A small chameleon species has a tongue that can go from 0 to 60 mph in a hundredth of a second.
Chameleons are unique in the reptile world in that they have super long tongues that are used to capture their prey, but did you know that those tongues, especially amongst the smallest chameleon species are fast? As in supercar fast relative to their size?
Christopher Anderson, a biologist at Brown University was tasked to measure the speed in which the tongue of several chameleon species were measured. Anderson, which called the measurements "ballistic tongue projection," found that the small chameleon species, Rhampholeon spinosus (that could fit on the tip of your thumb) is capable of producing peak acceleration speeds of, in automotive terms, 0 to 60 miles per hour in a hundredth of a second, and needs just 20 milliseconds to capture a cricket.

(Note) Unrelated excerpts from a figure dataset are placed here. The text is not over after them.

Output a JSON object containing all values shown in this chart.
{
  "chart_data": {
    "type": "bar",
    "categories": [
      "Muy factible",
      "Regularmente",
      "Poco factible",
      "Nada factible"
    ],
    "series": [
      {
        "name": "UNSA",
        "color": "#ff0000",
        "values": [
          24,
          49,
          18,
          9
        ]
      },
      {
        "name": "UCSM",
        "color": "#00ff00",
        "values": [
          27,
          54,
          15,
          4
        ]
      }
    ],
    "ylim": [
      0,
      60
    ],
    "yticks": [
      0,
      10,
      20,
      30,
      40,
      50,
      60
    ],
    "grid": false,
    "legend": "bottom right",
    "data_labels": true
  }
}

Anderson’s work suggests that Rhampholeon spinosus is the fastest with the most power output per kilogram of muscle mass of any bird, reptile, or mammal. It is also the second most powerful of any vertebrate.
Anderson studied 20 different species of chameleon and found that the smaller species, including Rhampholeon spinosus, are the fastest, while the largest species in the study, Furcifer oustaleti, while slower, was still no slouch in the speed department. It had a peak acceleration less than 18 percent of Rhampholeon spinosus.
Anderson says the smaller chameleons have proportional to their size, larger tongue catapulting apparatus than the larger chameleons and comapres them to small sports cars with powerful engines. The reason why they are faster is due in part to their body size. They are smaller and must consume more energy per body weight to survive.